Psychology is a university degree precisely because it is a very complex field of study. In this science there is nothing that is self-evident, although judging how our lives have gone we may believe the opposite, that being happy and enjoying physical and mental well-being consists of following some guidelines that are “common sense.”
This is why weekend coaches who base their training on workshops lasting a few months are so harmful They are not because to have a greater opportunity in the labor market they use a name in English instead of “psychologist”, but because their practices are based on a lot of presuppositions that are false.
Psychology is complex
Over the last few decades, the different tools available in psychotherapy have been improving and growing in number. What was initially considered ways to address mental disorders today also includes types of intervention in people’s general well-being. Psychologists can help you improve social skills, learn effective forms of leadership, manage anxiety in stressful times, etc.
This kind of progress exists because all kinds of theories, hypotheses and complex research have been formulated about how human beings think, feel and act. In this way, deeply rooted beliefs that seemed to be evident have been challenged, such as that we make purchasing decisions from a rational cost-benefit logic. Reality is much more complicated than common sense dictates
However, recently a tendency has been proliferating to want to learn psychology and “ways of helping others” simply through weekend courses or workshops lasting a few months. These weekend coaches send a very harmful message: that human psychology can be summarized in “doing what you really want” and getting closer to our goals basically by wanting it very hard and trying hard.
Blind faith in the will
If this conception of the human mind causes problems, it is because it assumes a series of ideas that are not true. For example, the solution to problems related to psychology is to stop making excuses and go for what you really want.

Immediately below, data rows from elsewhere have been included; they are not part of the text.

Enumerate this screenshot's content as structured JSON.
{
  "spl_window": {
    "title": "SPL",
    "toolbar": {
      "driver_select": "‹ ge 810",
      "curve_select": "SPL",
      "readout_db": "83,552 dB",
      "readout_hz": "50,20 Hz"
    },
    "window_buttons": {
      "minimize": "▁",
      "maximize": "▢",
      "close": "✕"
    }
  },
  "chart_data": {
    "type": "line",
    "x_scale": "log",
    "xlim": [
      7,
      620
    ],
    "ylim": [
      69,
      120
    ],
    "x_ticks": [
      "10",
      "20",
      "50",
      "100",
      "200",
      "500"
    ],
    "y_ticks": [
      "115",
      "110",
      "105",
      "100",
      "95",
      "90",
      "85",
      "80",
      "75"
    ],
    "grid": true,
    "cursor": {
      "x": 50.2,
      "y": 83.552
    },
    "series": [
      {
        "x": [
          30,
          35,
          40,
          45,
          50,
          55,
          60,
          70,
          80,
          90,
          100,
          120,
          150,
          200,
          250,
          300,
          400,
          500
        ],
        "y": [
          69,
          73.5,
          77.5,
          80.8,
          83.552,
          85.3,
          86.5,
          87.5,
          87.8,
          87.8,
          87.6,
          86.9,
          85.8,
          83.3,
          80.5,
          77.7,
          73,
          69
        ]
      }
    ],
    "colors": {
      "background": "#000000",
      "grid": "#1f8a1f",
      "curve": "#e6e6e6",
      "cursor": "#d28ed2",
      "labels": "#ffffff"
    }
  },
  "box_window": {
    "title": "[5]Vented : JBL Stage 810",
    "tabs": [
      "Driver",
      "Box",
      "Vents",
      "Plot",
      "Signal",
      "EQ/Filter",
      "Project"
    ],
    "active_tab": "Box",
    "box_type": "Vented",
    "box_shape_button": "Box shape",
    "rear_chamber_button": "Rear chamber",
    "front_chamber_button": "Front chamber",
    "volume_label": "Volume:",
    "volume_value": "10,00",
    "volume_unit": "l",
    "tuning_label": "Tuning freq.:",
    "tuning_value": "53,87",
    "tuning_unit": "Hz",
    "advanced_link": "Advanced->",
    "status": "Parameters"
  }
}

That is to say, It is assumed that the discomfort of many people is caused by the presence of inhibitions and self-imposed barriers As if we all naturally tend towards happiness and the absence of it has occurred because we have strayed from the right path.
What these kinds of approaches to psychological problems (whether disorders or not) do is, basically, put all the responsibility on the individual. Point out that he should try harder, be happier, trust others more, and generally teach himself to focus on the good things in life.
These types of proposals not only serve to make invisible the problems that are part of the environment in which the person lives; Furthermore, they are totally useless for a very simple reason: they do not provide any tool with which to move forward, they simply point out that the person has a problem that has not been solved. A description of what is happening is not an explanation of how to change that, and knowing how to facilitate change requires proper training.
Ambiguous-based coaching
Thus, where a person who presents depressive symptoms, A weekend coach will try to help her by pointing out the importance of seeing the good in the bad , think about what you really want to do, etc. As if these kinds of processes were simple and one learned to carry them out without help simply because one has privileged information about what is going through one’s consciousness.
This idea that it is the client himself who knows the most about himself and that the specialist must simply “encourage” the individual to reconcile with his own potential spontaneously is based on totally ambiguous and useless concepts.
As the weekend coach has not had time to learn the theory necessary to create a precise and adequate vocabulary about his work or to question the epistemological bases of his proposals, he will understand his work as a kind of art in which, without mastering too much, an emotional sensitivity must be developed (that is, not intellectual and does not involve thinking about precise concepts) to connect with the mind of the other.
That is why the weekend coach uses all kinds of terms that he does not even know how to define without resorting to more totally ambiguous and confusing concepts: “search within oneself”, “trust one’s emotions”, “heal one’s own being” , etc. It is a way of working that does not even allow us to check if the sessions have been useful; How can you know if someone has managed to connect with their “inner self”?
Weekend coaches? Better with studies
Psychology is not an art nor is it based on training to connect emotionally with others. These are characteristics that anyone could claim for themselves, including shamans or people who offer pseudoscientific solutions such as family constellations.
Psychology is what it is because it is concerned with creating theories, hypotheses and theoretical models that neither can be learned in a single day nor do they use ambiguous language that means something different to each person. Practice is essential in this discipline, but theory is also essential.